One thing I’m wondering lately is how good we’re doing with these open spaces in the schedule. How much re-creating is happening when we recreate?
You know my heart on this because you’ve done it too. An empty weekend day begins with all the possibilities. A good book that’s gathering dust on your bedside table. A garden that needs to be cut back in order for perennials to regrow well next spring. A board game half played on the dining table. A new hiking spot you’ve talked about for weeks. A carrot cake you’ve promised a child you can bake together.
And then the day just. . . happens.
As you jump back into work and school and life on Monday, you realize—with frustration—that though your weekend was full of recreation (fun or relaxing activity; peaceful camaraderie or rest), you may have done little to re-create (begin anew).
How can we become more intentional with this open space we’ve been given? With these margins? How can we use time more wisely so that when the day is done, it can be said we did more to re-create than recreate?

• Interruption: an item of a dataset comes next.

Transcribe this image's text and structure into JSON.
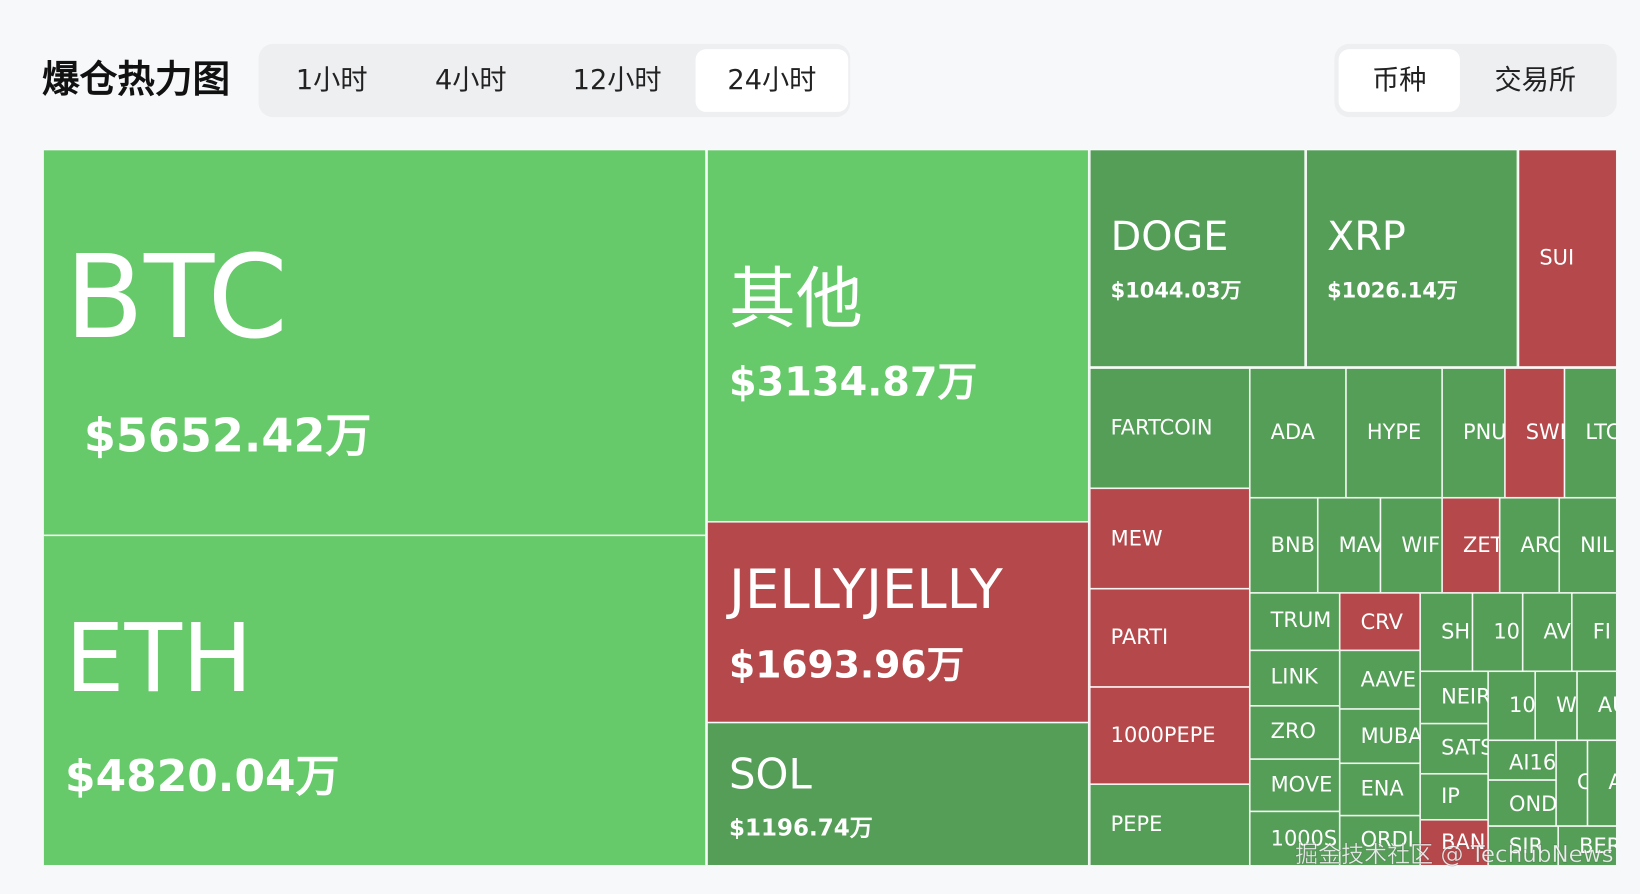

I went into last weekend with a re-create mindset and gave weight to each activity we contemplated both Saturday and Sunday, then sat down with Graham and the kids Friday evening to talk about it. We discussed the must-do’s: pick up the farm share, a soccer game at 3, coffee with a friend, teaching the children’s lesson on Sunday morning—then chatted through the want-to’s.
We cheered for an ice cream date after Saturday’s soccer game, a family board game night, a woods walk. Begrudgingly, the kids agreed to weed the space next to the driveway as a family chore, and we agreed to a dollar store date post-weeding. And a Saturday night date for two weary parents.
Certainly not every weekend will lend itself to relaxing activities, peaceful camaraderie or intentional rest, much less being created anew, but giving a wholehearted yes to make space for re-creation when possible is the first, strong step to actually doing the thing.